Un salarié, ayant exercé ces fonctions saisit la juridiction prud’homale afin de demander le paiement d’une indemnité de RTT.

La Cour d’appel de Paris déboute le salarié de sa demande. Elle affirme qu’ayant assumé les fonctions de "MDU manager", le salarié dont l’attestation ASSEDIC mentionne la qualification de cadre administratif et le statut de cadre dirigeant, n’est pas fondé en sa demande. Le salarié forme un pourvoi en cassation.

La question posée à la chambre sociale de la Cour de cassation était la suivante :

Le juge doit-il vérifier les conditions réelles d’emploi d’un salarié lorsque l’accord collectif applicable retient pour la fonction occupée par le salarié la qualité de cadre dirigeant ?

Dans son arrêt du 13 janvier 2009, la Cour de cassation répond par l’affirmative à cette question, au visa de l’article L. 212-15-1 devenu L. 3111-2 du code du travail.

La Haute cour confirme en tous points la jurisprudence antérieure (Cass. Soc. 14 décembre 2006, n° 04-43.694 : RJS 4/07 n° 443 et Cass. Soc. 16 mai 2007, n° 05-41141).

La Haute juridiction rappelle tout d’abord la définition légale du cadre dirigeant, énoncée par l’article L. 3111-2 du code du travail. Les cadres dirigeants sont ceux :
- à qui sont confiées des responsabilités dont l’importance implique une grande indépendance dans l’organisation de leur emploi du temps,
- qui sont habilités à prendre des décisions de façon largement autonome,
- qui perçoivent une rémunération se situant dans les niveaux les plus élevés des systèmes de rémunération pratiqués dans leur entreprise ou établissement.
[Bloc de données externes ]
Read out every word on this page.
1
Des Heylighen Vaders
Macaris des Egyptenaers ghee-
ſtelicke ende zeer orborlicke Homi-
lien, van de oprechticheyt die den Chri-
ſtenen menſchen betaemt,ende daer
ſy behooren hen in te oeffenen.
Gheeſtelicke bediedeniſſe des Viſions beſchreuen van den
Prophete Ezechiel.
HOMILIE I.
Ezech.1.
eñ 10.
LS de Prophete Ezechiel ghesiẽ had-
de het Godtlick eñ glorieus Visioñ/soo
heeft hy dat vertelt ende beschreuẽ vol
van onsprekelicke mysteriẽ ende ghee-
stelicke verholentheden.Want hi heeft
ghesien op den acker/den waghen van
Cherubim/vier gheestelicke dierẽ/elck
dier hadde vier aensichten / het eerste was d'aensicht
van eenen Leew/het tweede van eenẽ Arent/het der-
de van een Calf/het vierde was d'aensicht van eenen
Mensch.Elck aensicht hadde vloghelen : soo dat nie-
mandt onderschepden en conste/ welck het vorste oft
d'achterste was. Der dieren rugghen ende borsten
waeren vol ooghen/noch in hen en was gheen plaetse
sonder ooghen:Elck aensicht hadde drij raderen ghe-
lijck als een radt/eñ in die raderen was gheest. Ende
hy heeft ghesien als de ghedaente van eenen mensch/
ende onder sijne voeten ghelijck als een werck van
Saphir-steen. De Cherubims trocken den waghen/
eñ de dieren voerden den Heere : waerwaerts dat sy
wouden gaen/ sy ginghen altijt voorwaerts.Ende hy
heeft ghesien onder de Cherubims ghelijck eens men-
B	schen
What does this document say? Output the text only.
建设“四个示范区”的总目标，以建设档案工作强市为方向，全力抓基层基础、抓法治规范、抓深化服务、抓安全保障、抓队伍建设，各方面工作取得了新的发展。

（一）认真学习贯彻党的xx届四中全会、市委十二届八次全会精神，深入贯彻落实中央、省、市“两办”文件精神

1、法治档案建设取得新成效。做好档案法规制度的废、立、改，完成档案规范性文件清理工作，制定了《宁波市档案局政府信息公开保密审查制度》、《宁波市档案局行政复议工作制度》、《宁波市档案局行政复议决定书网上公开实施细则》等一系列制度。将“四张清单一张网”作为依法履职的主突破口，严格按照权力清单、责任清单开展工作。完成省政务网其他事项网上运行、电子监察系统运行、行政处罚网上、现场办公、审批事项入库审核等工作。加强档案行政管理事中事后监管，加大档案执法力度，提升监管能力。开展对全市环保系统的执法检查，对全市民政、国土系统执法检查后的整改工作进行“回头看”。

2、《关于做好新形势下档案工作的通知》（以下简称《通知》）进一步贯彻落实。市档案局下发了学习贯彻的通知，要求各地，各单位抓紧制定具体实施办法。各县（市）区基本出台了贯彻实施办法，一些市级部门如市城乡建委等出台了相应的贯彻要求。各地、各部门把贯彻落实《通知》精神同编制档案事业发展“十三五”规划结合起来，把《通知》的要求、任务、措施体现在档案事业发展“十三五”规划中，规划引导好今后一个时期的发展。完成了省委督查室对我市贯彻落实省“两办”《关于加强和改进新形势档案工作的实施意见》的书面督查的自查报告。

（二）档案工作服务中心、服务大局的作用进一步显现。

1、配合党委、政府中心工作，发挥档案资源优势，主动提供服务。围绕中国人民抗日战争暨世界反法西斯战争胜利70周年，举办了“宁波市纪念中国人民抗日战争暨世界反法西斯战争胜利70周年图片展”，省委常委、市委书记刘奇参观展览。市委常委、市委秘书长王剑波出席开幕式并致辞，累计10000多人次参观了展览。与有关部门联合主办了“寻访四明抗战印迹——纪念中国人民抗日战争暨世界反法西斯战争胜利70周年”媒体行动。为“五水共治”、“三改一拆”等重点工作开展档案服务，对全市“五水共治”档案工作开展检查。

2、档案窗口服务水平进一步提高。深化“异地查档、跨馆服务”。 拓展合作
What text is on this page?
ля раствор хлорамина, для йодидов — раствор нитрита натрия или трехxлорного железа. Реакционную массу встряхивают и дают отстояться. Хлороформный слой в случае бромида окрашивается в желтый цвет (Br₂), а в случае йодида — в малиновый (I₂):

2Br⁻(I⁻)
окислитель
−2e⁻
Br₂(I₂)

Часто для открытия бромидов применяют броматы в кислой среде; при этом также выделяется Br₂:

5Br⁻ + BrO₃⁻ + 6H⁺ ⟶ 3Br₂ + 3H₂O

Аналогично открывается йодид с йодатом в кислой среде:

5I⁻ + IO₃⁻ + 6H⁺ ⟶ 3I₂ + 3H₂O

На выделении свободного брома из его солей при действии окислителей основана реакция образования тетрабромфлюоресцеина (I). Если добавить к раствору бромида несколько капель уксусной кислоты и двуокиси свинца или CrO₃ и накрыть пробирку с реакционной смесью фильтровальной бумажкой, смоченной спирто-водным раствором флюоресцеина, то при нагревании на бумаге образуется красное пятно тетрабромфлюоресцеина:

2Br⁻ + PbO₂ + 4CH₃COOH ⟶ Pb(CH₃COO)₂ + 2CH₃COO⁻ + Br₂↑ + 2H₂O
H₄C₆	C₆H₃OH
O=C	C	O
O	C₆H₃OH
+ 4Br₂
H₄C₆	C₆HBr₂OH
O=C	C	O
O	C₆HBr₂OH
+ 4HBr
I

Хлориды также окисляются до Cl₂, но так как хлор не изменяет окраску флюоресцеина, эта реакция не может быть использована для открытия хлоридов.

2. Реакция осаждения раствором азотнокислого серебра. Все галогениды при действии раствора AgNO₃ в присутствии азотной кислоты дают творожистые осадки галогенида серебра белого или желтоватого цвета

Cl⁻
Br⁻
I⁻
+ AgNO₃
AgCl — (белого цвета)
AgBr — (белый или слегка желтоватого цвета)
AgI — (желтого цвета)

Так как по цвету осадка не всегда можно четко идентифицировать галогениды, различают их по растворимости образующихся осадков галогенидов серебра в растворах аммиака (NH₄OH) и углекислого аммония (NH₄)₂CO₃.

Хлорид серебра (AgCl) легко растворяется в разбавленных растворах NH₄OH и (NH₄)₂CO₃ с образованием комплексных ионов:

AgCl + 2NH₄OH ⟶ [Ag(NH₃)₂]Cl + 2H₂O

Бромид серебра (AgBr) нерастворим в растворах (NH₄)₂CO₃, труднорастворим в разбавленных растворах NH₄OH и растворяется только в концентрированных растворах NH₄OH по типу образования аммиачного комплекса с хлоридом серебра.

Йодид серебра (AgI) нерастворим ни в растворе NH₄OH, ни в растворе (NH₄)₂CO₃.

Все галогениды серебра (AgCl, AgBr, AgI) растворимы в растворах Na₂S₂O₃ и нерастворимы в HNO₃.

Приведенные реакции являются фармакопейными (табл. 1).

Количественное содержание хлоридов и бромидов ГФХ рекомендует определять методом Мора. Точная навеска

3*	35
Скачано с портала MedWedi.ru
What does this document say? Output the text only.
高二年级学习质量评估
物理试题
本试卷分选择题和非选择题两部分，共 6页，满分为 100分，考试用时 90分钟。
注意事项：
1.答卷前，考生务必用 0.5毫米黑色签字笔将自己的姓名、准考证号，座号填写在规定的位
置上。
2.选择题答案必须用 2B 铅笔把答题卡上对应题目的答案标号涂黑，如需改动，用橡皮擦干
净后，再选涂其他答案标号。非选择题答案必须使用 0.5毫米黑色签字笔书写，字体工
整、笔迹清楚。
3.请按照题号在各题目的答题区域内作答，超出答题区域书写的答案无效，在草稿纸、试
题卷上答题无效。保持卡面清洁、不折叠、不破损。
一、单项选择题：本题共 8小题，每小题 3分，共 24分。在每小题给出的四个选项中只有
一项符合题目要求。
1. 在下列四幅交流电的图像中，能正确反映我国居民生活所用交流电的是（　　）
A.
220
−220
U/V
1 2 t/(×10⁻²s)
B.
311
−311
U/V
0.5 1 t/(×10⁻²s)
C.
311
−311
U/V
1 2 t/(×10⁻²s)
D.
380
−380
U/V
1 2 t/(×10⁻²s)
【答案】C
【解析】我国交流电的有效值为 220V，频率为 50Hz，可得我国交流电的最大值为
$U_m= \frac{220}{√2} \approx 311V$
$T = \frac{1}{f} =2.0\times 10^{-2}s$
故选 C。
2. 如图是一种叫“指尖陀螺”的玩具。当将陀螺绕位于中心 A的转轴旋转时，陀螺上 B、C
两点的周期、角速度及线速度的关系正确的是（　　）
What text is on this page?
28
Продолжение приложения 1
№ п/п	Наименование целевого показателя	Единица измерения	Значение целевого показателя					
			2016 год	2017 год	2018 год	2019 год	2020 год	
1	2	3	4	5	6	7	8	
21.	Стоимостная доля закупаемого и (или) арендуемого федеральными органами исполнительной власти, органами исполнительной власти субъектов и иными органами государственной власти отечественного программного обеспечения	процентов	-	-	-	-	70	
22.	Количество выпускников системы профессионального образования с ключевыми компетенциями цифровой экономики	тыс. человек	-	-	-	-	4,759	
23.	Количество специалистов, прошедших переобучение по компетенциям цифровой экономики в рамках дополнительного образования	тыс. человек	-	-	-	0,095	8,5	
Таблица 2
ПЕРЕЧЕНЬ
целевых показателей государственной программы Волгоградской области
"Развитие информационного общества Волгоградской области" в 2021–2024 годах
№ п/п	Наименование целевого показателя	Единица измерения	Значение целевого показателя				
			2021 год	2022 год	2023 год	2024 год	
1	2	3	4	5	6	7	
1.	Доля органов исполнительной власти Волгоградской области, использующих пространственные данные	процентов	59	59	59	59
La Cour de cassation réaffirme ensuite que les critères énumérés par l’article L. 3111-2 du code de travail sont cumulatifs.

La chambre sociale précise enfin que « le juge doit vérifier précisément les conditions réelles d’emploi du salarié concerné, peu important que l’accord collectif applicable ne retienne pour la fonction occupée par le salarié la qualité de cadre dirigeant. »

La Cour de cassation en conclut « qu’en statuant ainsi sans vérifier que les conditions réelles d’emploi de M.X… justifiaient la qualification de cadre dirigeant, la cour d’appel a privé sa décision de base légale. »

Cette jurisprudence revêt un intérêt tout particulier en matière de durée du travail. En effet, aux termes de l’article L. 3111-2 du code du travail, les cadres dirigeants sont exclus des dispositions sur la durée du travail, la répartition et l’aménagement des horaires. En outre, rappelons que l’article L. 3111-2 du code de travail exclut aussi les cadres dirigeants des dispositions relatives au repos et jours fériés.